When you're in Kistler's situation, with the workload of promoting your band falling entirely in your own hands (all of his backing band members play in other outfits around town), you must get the band's music and name out there, whether by fliering every record store in town like a 19-year-old would, or pimping yourself on the Internet. Charlie Shooter hasn't done much of either.

At the release show for the first self-titled album at the Yucca Tap Room a couple of Saturdays ago, Kistler's backing band is a revolving door, except for the constant presence of producer and collaborator Terry Garvin hitting the skins. Mike Wolfe comes up to play pedal steel for a bit, and is followed by Steve Borick bringing the twang with his banjo.

With a curled-up cowboy hat on, a red collared shirt, a shiny black sports coat, and what look like freshly twisted Willie Nelson-style braids, Kistler and his cohorts rollick through the nine songs on the CD, throwing in a George Jones cover, "She Thinks I Still Care," "You Can't Do That," by the Beatles, and a Hank III cover, "Seven Long Months."

On the dance floor of the Yucca, where the band's played most of its shows, a few couples step up and slowly spin one another around the cramped space. It seems to me that this is what a stereotypical Arizona bar band scene should look like -- a bit more urbane than the scene shown on Da Ali G Show when Borat sang "Throw the Jew Down the Well" in Tucson.

Charlie Shooter's juxtaposition of feisty guitars with Kistler's laid-back, slightly nasally, drawling delivery is an ideal fit for country rock like this. The players get swinging on "Bumble," with Borick's banjo plucking driving the song; "Shady Lady" kicks it Southern-rock style, sounding almost grungy in a Skynyrd sort of way; "Far Away" is a subdued, tear-in-my-beer affair.

Surprisingly for a debut CD, Charlie Shooter's first foray into marketed music sounds as good as when the songs are played live, if a little jangly for my taste.

At the release show, Kistler figures he got rid of about 75 or so of the albums. That only leaves 925 to go. He tells me that he tried to get the discs into Eastside Records in Tempe, but the employees hadn't heard of the band, so they declined, referring him to Zia Record Exchange.
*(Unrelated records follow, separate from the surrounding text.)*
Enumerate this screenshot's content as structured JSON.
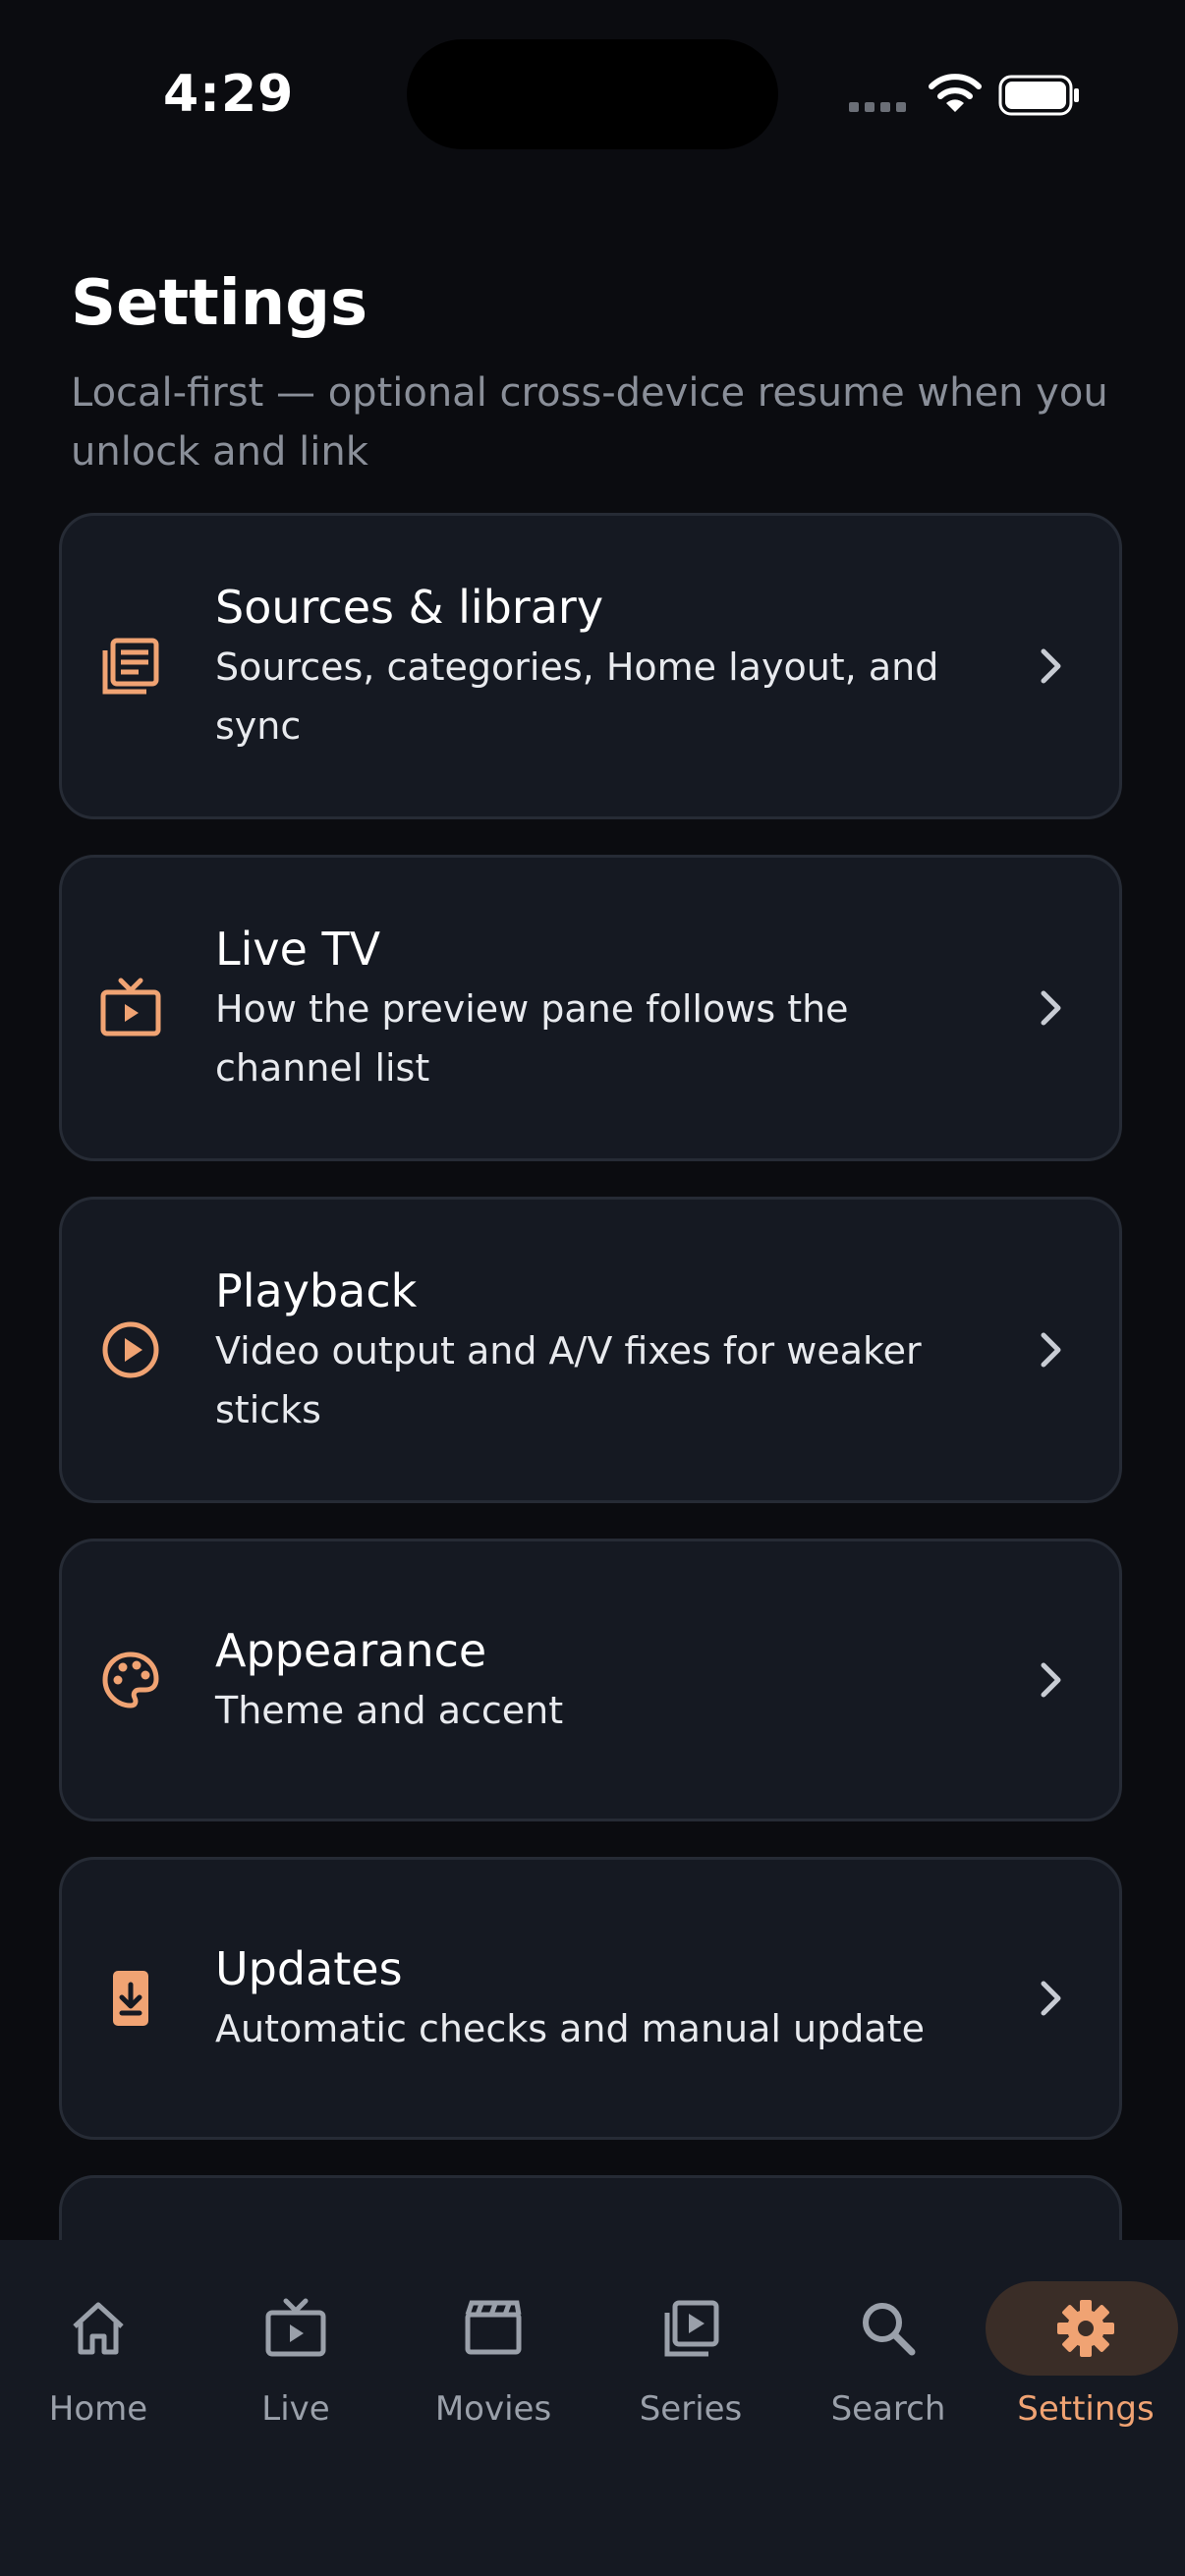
{
  "status": {
    "time": "4:29"
  },
  "header": {
    "title": "Settings",
    "subtitle": "Local-first — optional cross-device resume when you unlock and link"
  },
  "items": [
    {
      "label": "Sources & library",
      "desc": "Sources, categories, Home layout, and sync",
      "icon": "library-icon"
    },
    {
      "label": "Live TV",
      "desc": "How the preview pane follows the channel list",
      "icon": "tv-icon"
    },
    {
      "label": "Playback",
      "desc": "Video output and A/V fixes for weaker sticks",
      "icon": "play-circle-icon"
    },
    {
      "label": "Appearance",
      "desc": "Theme and accent",
      "icon": "palette-icon"
    },
    {
      "label": "Updates",
      "desc": "Automatic checks and manual update",
      "icon": "update-icon"
    }
  ],
  "nav": [
    {
      "label": "Home",
      "icon": "home-icon"
    },
    {
      "label": "Live",
      "icon": "live-tv-icon"
    },
    {
      "label": "Movies",
      "icon": "clapperboard-icon"
    },
    {
      "label": "Series",
      "icon": "series-icon"
    },
    {
      "label": "Search",
      "icon": "search-icon"
    },
    {
      "label": "Settings",
      "icon": "gear-icon",
      "active": true
    }
  ],
  "colors": {
    "background": "#0b0c10",
    "card": "#151922",
    "card_border": "#262b35",
    "accent": "#f0a373",
    "muted_text": "#8a8f99",
    "nav_active_pill": "#3a2d27"
  }
}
Getting the CD in Zia is a smart idea -- they'll likely take a few copies on consignment. Zia's always hugely supportive of local artists. But to really get those 900-plus plastic discs out of his apartment, Kistler's got to get a little more proactive. You've got to have a buzz, even if people only know your name and not the music, which means fliering like mad, playing as many different venues as you can, and taking full advantage of the tools available on the Internet.

It sounds trite to point out, but Kistler needs to get Charlie Shooter a MySpace.com page; I'm surprised he didn't have one for the band already. That's a given -- a Web site for your band to post songs for free is invaluable. But he also needs to take advantage of PureVolume.com, where erudite surfers often search for bands by region, as well as genre, to listen to the songs that the site hosts for free.

Kistler's got a Web site, www.CharlieShooter.com, which is a start, but music fans tend to stick to sites like MySpace and PureVolume, where it's easier to listen to streaming tracks than to download MP3s. And, taking Internet marketing a step further, Kistler needs to hook up with CDBaby, which can basically serve as a worldwide distributor -- even if most bands I know have only sold a handful of records on there.

Kistler's got a swell album, and great musicians playing with him as Charlie Shooter, but like anyone with a fresh CD to pimp, that doesn't do him much good unless the music is out there for people to hear.